Category: Immigration
Posted: 03/03/08 03:02

by Dave Mindeman

Governor Pawlenty has been anxious to show his bona fides on immigration. In January he issued an executive order requiring companies to use a system called E-Verify.

As a Star Tribune article from today states it:

Any of Minnesota's 25,000 contractors who do more than $50,000 worth of business with the state must run the names of their new employees through the federal check.

Great idea, except:

A version of E-Verify has been available to employers since the mid-1990s. Hormel Foods Corp., which owns the Jennie-O plant where Olga Marina Franco once worked, has used the system since 1998. Franco is charged with the deaths of four children in the Cottonwood school bus crash.

Franco's application raised no red flags. The system failed.

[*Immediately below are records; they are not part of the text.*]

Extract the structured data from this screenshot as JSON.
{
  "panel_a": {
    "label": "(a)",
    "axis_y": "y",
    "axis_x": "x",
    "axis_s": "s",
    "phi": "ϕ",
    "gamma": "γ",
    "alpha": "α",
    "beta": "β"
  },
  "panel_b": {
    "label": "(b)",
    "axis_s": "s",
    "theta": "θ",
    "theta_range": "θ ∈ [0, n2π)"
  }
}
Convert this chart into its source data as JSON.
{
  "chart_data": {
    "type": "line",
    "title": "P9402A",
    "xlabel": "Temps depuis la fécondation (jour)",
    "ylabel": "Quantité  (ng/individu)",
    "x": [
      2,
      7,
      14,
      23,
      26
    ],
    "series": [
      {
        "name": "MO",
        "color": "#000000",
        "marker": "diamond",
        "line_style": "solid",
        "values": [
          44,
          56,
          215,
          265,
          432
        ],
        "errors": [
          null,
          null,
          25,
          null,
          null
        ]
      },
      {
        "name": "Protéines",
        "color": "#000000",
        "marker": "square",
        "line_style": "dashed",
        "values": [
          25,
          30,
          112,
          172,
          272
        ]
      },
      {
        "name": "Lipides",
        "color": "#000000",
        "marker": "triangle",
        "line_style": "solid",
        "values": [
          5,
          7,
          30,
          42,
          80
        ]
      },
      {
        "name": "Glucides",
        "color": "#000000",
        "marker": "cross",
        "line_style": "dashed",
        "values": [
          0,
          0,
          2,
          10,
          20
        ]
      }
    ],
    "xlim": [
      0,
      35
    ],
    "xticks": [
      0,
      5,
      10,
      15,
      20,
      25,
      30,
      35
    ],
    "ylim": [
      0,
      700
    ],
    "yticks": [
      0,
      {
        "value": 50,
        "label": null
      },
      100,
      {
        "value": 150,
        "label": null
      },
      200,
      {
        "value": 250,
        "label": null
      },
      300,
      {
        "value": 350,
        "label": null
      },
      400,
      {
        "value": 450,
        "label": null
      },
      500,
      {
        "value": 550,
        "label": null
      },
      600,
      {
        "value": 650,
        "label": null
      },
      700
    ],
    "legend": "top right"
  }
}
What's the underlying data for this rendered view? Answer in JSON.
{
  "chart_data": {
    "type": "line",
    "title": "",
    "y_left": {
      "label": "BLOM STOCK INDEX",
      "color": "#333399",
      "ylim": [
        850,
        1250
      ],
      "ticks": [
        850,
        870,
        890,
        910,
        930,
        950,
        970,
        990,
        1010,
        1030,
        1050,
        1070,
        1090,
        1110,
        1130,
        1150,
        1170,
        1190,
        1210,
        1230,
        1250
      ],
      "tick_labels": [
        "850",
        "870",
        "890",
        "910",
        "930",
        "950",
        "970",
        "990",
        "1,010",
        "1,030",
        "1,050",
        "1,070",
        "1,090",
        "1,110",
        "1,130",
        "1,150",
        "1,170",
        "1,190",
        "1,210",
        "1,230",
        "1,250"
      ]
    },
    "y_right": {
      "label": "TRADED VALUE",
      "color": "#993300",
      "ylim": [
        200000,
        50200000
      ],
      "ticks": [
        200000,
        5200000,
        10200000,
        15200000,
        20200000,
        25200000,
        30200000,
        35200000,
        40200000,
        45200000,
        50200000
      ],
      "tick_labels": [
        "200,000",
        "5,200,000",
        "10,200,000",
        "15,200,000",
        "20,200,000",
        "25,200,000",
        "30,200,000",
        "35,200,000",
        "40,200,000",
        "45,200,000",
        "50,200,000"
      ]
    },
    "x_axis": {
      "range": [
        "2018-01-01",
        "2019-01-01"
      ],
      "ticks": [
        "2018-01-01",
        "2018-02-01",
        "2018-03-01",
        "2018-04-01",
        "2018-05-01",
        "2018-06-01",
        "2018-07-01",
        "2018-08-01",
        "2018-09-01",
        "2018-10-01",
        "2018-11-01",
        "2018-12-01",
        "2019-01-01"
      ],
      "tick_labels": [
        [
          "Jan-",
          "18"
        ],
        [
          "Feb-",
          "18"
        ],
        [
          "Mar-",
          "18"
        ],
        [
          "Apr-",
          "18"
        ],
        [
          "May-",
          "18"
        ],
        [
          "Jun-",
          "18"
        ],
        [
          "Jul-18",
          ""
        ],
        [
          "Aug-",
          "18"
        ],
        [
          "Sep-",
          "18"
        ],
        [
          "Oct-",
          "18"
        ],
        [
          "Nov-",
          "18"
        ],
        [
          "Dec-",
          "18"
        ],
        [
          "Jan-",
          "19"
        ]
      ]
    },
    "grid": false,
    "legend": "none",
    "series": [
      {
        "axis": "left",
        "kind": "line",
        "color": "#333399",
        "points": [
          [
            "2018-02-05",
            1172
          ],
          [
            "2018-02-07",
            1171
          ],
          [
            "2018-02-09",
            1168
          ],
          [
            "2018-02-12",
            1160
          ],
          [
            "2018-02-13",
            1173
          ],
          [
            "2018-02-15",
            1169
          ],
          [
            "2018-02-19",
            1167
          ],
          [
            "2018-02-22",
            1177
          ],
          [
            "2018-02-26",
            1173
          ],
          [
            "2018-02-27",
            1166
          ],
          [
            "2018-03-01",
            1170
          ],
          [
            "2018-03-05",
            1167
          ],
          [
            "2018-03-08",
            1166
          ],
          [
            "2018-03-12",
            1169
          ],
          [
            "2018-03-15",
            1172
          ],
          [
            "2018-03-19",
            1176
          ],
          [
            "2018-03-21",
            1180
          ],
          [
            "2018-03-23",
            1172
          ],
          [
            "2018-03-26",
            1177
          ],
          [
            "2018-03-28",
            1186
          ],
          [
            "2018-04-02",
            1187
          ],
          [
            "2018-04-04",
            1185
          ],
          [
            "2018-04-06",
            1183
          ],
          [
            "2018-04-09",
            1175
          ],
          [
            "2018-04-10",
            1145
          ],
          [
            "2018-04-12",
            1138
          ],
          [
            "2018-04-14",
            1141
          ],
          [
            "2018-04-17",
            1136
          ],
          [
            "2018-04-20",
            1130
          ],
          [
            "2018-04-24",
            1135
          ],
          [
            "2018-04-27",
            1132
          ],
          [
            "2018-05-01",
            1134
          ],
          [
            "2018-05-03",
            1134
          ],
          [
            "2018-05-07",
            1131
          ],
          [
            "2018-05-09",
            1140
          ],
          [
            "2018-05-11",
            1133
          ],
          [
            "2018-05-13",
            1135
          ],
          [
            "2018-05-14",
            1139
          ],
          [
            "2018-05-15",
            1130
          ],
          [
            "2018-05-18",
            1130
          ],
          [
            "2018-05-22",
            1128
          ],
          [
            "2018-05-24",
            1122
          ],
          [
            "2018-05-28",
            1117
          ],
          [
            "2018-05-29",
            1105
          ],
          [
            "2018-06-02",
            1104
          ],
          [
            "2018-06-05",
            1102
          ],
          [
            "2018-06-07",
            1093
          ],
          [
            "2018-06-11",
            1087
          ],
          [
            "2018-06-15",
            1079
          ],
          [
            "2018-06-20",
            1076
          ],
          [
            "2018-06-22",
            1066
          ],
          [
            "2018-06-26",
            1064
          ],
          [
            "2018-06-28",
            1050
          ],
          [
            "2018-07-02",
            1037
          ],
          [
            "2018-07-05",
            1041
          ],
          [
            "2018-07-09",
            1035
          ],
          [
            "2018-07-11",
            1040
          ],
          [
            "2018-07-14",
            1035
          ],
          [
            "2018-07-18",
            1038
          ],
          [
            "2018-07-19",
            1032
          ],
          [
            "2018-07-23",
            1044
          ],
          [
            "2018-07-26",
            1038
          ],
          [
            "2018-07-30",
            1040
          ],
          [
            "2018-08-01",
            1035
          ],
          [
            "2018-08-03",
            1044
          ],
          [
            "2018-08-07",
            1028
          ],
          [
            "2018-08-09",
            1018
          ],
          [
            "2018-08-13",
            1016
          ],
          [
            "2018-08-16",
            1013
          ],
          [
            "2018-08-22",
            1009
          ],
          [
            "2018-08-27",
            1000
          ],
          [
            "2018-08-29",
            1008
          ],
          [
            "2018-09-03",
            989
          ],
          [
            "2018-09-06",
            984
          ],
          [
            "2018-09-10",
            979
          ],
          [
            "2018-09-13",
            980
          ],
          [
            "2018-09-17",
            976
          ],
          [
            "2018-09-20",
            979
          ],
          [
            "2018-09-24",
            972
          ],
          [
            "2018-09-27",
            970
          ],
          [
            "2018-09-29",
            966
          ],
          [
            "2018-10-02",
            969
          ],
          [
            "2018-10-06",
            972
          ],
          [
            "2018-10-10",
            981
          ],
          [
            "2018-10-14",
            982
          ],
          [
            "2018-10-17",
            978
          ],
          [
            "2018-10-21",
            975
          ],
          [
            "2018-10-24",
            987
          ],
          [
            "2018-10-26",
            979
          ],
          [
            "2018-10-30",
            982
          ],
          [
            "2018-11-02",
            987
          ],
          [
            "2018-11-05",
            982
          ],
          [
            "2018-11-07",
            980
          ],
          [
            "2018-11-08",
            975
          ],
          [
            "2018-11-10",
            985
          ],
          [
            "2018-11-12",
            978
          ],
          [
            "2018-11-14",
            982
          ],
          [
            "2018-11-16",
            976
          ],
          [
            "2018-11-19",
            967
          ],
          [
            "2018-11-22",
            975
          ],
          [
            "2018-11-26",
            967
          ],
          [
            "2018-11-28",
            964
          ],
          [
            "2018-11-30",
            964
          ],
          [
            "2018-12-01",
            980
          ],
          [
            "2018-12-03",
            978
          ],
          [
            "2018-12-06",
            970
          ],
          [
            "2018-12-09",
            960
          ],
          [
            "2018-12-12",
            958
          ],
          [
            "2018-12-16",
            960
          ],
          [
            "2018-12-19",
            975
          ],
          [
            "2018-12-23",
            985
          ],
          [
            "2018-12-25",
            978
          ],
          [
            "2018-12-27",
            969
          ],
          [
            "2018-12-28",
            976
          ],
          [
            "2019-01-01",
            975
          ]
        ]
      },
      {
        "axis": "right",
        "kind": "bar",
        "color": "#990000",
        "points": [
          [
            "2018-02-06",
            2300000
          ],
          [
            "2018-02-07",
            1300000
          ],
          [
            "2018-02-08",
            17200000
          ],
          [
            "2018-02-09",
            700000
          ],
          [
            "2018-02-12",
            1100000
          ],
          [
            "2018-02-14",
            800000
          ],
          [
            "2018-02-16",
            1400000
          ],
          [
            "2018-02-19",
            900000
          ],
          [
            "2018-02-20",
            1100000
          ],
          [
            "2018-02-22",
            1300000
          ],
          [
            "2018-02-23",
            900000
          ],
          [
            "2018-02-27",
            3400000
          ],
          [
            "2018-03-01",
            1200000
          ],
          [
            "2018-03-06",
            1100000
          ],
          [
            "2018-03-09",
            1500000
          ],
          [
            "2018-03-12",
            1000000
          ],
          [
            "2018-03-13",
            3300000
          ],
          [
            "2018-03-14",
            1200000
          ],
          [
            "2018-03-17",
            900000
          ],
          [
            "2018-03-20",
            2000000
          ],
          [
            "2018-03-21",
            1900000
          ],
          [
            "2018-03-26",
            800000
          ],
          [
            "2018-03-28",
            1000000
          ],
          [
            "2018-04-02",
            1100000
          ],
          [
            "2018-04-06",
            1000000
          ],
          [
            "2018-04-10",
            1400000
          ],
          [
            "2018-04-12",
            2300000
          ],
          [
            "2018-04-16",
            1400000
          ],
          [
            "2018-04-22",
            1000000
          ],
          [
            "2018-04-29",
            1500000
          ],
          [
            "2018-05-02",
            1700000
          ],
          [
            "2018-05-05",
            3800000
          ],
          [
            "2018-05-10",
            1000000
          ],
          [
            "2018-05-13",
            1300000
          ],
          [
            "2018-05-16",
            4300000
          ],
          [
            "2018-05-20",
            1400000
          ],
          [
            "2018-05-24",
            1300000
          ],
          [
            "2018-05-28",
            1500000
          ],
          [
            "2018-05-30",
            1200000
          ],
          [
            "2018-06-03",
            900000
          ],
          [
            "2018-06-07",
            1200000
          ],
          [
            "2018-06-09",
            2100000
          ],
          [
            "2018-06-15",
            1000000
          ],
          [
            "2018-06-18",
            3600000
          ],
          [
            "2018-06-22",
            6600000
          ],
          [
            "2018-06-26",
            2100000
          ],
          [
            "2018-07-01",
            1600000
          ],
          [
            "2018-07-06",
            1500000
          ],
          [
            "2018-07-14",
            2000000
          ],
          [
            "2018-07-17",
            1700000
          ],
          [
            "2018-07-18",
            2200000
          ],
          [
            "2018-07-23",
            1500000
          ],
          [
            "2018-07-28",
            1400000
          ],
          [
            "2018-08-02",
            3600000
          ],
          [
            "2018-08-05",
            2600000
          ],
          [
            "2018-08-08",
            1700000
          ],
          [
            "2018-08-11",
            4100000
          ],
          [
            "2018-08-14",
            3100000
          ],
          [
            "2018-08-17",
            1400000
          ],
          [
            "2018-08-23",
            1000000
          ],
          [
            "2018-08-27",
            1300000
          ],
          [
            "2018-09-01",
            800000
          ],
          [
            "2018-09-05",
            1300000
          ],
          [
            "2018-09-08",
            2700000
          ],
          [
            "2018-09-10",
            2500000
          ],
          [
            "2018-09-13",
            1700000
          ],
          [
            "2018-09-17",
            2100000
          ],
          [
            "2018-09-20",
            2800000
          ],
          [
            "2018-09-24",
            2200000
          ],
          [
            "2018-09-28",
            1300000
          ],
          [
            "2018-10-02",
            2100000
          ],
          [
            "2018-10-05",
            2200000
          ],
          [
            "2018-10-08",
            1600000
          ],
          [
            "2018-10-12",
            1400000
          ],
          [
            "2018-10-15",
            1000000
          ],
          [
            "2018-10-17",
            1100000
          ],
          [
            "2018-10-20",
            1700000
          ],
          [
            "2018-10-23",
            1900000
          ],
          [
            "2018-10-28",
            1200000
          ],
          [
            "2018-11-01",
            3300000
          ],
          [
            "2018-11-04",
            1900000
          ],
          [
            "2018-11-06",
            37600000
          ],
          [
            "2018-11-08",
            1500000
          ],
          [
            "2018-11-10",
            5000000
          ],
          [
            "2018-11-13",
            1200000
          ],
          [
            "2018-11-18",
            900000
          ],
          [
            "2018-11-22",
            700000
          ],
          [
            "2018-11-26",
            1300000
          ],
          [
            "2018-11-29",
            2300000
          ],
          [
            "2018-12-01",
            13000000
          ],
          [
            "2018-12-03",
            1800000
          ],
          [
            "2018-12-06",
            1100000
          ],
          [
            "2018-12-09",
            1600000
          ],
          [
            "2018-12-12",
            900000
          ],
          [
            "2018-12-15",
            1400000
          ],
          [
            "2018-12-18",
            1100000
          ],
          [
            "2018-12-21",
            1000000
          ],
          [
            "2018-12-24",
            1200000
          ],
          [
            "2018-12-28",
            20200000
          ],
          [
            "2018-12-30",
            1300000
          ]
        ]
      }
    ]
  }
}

Concerns about Pawlenty's mandate are not only coming from immigrant rights groups but also from...the Minnesota Chamber of Commerce.

"The Minnesota Chamber of Commerce argue the law is too sweeping and the federal data too flawed to be the basis for hiring decisions."

A Federal immigration database system that's flawed? Hmmm...imagine that.

As one employer put it:

"I think most employers really want to be in compliance with the law," said Hartigan, president of St. Paul Brass and Aluminum Foundry, a subcontractor with the federal government. It also is expected to mandate E-Verify for its contractors this year.

"But if we're going to end up firing people because of inaccuracies in the data, that's a problem," he said. "If you dismiss someone who is here legally, you're liable for 'wrongful termination' [of an employee]. It's a sticky question."


How can you possibly enforce a system that is completely broken? You can rant till you're blue in the face, but if you have bad data, inadequate staffing, and not much hope of improvement any time soon....what's the point?

You don't need more enforcement, you need an overhaul. And mandating employers to use a useless system ain't helping.